The show is designed as a series of vignettes pulled from many stages of Steward’s life, sometimes re-enacting scenes he had described in his diary. Kelly spent a lot of time reading primary sources to properly channel him. “I wanted to find as many of his actual words as I could,” he said. “I had to find his voice, see photographs of him at different points in his life, see his drawings, see his tattoo designs, and develop a sense of his trajectory. What kind of flesh do they put on the bones? That’s a recipe of movement, of design, of video, of music.”

For him, “Underneath the Skin” is a semaphore that signals a presence now too easy to forget. “I’m trying, in a polite way, to shove this story down people’s throats — meaning the 20th-century history of gay and lesbian and trans people who found ways of having a life when there were so many risks,” he said. “What makes him unique is the fact that his ephemera comes down to us so we have actual proof, so to speak, of his existence.”

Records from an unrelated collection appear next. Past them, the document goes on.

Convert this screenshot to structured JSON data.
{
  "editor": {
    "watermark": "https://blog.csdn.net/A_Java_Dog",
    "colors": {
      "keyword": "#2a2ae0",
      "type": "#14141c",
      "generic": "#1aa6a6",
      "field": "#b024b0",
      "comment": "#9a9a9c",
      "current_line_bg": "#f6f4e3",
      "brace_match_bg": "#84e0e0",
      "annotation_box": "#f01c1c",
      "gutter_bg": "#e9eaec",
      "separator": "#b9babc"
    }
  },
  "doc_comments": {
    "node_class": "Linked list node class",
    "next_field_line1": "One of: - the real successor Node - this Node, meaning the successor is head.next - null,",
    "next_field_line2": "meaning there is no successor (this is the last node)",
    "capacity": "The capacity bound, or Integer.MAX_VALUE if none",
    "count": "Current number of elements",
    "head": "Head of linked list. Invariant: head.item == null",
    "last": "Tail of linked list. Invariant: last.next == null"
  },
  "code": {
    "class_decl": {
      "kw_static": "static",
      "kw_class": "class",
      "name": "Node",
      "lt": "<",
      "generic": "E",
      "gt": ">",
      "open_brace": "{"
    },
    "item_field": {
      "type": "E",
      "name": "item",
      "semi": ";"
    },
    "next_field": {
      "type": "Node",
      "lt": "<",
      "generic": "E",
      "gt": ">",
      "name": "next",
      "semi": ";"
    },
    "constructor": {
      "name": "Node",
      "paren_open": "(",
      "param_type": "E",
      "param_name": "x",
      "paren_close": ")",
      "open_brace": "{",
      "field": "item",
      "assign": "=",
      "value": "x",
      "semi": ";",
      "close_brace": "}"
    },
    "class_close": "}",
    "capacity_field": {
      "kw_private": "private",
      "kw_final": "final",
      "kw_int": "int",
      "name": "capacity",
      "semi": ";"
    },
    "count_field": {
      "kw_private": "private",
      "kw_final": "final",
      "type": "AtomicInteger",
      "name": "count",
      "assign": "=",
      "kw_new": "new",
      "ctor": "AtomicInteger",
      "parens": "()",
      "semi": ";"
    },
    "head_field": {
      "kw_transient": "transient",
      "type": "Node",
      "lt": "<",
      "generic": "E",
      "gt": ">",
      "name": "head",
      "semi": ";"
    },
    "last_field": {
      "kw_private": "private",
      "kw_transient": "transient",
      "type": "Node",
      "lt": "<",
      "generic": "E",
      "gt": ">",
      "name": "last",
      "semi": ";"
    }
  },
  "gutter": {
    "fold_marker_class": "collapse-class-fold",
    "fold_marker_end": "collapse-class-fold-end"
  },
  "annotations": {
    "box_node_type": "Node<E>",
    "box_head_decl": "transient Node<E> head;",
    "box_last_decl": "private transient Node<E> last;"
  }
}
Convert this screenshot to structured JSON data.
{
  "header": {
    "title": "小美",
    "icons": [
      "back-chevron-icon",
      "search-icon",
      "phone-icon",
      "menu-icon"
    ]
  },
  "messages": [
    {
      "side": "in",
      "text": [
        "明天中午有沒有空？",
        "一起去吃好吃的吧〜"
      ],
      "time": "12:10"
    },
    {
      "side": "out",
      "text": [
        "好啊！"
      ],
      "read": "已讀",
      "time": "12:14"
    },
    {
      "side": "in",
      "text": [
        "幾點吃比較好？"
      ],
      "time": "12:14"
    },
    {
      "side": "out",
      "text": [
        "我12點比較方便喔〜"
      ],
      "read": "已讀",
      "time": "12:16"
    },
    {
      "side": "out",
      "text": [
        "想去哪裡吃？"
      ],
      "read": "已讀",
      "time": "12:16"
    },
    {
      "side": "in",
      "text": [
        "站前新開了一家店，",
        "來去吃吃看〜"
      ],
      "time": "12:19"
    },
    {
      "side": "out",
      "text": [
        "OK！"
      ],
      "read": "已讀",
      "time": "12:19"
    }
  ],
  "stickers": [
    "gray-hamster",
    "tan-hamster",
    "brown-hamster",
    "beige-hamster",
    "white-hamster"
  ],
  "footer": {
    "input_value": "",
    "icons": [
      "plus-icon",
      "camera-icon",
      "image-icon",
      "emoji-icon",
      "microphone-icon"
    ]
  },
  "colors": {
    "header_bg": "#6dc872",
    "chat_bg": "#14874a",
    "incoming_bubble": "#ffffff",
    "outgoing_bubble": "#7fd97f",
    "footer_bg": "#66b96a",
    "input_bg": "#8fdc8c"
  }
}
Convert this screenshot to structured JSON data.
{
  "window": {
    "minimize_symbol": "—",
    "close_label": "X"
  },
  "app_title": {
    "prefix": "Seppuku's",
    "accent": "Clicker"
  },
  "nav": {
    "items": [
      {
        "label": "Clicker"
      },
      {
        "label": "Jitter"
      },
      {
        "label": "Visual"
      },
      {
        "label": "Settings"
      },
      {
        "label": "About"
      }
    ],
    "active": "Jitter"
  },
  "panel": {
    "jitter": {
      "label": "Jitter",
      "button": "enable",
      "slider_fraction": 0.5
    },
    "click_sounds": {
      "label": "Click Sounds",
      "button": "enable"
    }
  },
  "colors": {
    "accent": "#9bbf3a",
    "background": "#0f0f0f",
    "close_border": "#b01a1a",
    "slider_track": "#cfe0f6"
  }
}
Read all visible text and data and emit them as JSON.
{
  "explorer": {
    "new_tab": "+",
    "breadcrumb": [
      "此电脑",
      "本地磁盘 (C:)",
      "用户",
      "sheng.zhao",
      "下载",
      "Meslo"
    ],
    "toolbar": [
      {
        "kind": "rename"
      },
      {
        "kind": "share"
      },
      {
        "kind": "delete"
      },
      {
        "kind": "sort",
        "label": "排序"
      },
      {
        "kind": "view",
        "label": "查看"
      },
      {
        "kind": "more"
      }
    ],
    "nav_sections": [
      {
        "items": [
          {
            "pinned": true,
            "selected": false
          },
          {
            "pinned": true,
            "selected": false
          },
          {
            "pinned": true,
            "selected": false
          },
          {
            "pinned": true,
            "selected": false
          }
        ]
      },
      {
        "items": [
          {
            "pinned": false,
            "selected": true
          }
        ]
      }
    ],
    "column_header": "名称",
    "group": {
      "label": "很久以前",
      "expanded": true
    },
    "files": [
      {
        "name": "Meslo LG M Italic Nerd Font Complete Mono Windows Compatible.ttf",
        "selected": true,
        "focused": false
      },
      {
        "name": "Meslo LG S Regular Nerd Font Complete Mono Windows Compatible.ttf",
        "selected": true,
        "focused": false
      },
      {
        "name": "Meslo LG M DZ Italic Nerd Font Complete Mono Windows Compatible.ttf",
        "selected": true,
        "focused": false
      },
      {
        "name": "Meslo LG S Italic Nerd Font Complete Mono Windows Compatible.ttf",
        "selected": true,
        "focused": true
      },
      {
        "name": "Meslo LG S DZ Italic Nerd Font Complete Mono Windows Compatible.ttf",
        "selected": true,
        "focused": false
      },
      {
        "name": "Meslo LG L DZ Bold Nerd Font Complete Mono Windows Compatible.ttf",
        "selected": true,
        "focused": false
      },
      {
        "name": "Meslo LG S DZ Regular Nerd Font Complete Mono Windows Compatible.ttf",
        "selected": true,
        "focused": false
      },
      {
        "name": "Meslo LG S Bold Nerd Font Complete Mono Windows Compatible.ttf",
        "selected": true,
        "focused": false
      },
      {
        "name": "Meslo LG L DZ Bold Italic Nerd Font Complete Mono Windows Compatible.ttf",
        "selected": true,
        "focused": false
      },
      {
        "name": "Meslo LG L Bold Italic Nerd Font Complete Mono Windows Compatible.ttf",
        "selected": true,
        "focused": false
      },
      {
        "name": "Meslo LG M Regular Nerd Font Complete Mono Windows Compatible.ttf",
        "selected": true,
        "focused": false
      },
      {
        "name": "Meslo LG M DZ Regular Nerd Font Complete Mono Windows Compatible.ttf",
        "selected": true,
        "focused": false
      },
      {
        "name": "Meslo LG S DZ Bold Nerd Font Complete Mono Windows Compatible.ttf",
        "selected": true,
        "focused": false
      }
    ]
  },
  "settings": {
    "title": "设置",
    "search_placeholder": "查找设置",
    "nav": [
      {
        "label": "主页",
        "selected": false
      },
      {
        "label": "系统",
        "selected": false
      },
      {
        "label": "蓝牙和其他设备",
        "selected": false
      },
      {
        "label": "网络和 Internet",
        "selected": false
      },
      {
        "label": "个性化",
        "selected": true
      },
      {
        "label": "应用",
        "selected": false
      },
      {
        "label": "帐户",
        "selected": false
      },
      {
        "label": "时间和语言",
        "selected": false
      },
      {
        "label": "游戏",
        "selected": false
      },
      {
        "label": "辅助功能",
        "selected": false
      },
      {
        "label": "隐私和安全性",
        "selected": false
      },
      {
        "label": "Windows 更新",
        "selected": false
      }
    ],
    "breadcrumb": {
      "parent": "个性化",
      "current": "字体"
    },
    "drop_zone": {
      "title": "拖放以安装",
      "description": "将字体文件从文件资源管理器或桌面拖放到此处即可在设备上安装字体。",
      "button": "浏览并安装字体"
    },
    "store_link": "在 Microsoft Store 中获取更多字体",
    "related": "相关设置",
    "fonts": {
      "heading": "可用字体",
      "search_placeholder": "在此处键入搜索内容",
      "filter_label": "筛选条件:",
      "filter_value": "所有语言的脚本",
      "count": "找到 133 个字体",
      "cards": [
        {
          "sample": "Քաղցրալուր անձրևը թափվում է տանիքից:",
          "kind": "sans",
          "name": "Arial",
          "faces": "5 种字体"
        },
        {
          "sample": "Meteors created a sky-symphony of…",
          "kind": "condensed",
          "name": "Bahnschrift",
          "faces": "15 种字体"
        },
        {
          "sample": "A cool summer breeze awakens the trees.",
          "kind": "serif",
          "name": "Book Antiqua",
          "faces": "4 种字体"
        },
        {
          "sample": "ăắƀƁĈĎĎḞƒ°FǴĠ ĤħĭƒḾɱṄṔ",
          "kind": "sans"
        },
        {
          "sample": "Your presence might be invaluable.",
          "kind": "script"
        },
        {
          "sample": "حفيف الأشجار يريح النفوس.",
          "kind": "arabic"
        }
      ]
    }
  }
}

The specifics of Steward’s life can feel remote today, yet one thing still resonates loudly — his formidable will to be true to himself, and to connect. “Even when he’s musing on mortality and old age at the end of the piece, there’s still these images that come in the video of that quest for contact,” Kelly said. “It’s human nature: We need to make contact, we need to find warmth.”